In this regard, it is specified, however, that the employer, as a result of the inspection findings, could be held liable, including criminally, for false communications made to the Territorial Inspectorate.

It is worth noting that several Collective Agreements attribute disciplinary consequences to prolonged unjustified absence, allowing the employer to proceed with dismissal, either for just cause or for justified subjective reason. In these cases, the guarantee procedure provided for in Article 7 of the Workers' Statute Law No. 330/70 is then activated. Thus in the case where the contractual provision of unjustified absence provides for the procedure of prior disciplinary dispute, it will be necessary to proceed with the procedure provided for in the CCNL, and not with "resignation by conclusive facts."

The Ministerial News also provides further clarification with respect to the telematic termination procedure initiated by the employer as a result of "resignation by conclusive facts," stipulating that it is rendered ineffective if the employee has previously submitted the telematic resignation.

Thus, in order to activate the "resignation by conclusive facts" procedure, the employer will first have to check whether the company's CCNL applied provides, and what it provides, about the worker's unjustified absences.
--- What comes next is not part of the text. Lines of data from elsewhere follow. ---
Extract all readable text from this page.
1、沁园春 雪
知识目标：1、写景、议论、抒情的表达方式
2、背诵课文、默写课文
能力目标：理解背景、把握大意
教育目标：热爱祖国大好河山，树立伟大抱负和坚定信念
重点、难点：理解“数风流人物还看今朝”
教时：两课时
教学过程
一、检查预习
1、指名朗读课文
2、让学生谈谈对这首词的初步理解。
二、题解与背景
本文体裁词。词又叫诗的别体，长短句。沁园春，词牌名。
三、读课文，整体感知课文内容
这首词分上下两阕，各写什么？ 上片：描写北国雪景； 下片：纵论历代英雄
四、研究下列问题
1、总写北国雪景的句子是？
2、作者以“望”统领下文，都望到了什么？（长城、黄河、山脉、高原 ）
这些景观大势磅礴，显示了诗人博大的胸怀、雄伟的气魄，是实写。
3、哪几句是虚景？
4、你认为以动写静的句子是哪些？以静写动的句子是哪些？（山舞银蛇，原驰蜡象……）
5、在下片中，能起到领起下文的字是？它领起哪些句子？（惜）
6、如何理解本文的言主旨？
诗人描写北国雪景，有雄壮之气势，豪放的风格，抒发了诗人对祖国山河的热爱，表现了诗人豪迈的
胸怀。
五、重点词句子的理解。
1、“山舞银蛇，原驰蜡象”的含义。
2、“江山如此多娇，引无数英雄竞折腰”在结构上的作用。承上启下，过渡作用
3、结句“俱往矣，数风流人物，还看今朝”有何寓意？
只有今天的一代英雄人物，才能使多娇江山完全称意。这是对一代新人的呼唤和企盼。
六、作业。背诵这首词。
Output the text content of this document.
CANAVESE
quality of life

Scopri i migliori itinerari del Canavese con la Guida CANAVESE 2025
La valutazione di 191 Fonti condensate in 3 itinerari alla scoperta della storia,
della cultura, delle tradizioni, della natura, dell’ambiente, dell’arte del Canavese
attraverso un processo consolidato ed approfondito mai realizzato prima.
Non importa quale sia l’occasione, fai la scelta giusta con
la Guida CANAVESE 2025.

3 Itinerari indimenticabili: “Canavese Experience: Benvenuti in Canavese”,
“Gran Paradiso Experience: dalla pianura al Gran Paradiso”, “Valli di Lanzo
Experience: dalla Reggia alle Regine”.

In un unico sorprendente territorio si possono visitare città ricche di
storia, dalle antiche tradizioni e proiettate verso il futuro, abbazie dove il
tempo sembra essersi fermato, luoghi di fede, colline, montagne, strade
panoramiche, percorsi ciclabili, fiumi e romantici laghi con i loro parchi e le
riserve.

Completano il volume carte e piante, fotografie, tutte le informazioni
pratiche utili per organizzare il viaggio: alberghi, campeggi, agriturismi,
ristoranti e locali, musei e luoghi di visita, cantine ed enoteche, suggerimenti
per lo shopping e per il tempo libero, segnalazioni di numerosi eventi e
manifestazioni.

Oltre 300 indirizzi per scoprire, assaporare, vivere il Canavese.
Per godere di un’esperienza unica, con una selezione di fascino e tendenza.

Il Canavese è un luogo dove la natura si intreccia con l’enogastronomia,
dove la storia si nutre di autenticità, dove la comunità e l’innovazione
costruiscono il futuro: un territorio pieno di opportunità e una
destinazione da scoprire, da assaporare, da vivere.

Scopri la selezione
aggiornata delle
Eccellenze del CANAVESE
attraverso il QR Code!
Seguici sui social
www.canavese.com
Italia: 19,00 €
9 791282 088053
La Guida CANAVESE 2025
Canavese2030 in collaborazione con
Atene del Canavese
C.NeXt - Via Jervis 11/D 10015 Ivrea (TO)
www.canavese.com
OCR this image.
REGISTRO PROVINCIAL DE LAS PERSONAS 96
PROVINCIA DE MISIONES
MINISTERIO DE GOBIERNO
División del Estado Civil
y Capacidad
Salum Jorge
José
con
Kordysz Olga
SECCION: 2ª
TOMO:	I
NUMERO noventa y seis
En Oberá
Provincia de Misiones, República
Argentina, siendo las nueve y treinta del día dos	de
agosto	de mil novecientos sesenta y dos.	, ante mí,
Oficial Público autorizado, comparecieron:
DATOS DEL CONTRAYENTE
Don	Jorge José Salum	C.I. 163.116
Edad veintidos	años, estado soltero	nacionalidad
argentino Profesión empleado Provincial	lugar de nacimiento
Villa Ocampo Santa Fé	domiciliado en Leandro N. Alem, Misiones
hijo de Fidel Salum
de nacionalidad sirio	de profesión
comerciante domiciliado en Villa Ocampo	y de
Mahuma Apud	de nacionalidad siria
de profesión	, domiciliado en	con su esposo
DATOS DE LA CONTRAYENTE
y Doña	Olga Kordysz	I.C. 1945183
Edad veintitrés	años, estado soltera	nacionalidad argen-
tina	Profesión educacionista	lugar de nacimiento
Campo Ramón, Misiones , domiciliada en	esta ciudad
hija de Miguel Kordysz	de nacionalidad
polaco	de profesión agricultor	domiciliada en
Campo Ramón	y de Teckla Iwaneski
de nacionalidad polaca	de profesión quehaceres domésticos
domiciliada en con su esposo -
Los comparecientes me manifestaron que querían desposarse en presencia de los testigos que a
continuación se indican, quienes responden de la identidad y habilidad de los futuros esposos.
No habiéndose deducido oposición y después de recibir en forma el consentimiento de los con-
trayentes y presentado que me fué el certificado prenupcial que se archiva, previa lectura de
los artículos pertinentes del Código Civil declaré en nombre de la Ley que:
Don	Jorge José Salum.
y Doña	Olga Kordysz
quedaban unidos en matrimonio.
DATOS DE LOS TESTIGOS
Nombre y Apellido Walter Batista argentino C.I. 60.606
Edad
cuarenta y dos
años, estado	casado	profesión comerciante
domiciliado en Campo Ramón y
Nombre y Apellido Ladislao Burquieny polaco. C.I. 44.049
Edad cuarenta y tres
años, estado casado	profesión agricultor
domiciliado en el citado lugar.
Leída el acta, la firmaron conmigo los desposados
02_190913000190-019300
After that, after a minimum period of absence of 15 days, or of the greater days of absence possibly provided for by the company CCNL applied, it will forward the request via Pec to the territorially competent Inspectorate, which will carry out all the verifications made necessary; it will also send a copy to the worker to make him aware of the activated procedure. The termination of the relationship will take effect from the date reported in the UNILAV form (which will be sent within 5 days from the confirmation of receipt of the communication by the Inspectorate), it being understood that the employer, for the period of unjustified absence, is not obliged to pay wages and related contributions.

If, however, the employee proves that he or she was unable to communicate the reasons for the absence (e.g., because he or she was hospitalized or due to force majeure), the termination effect will remain ineffective. Medesima condition will also be fulfilled when the Inspectorate finds that the employer's communication is untrue.

The regulations under consideration are not applicable in cases of consensual termination or resignation submitted by the employee during the period of pregnancy, or by the employee or worker during the first three years of the child's life, or in additional specific cases as better outlined in Article 55 of Legislative Decree No. 151/2001.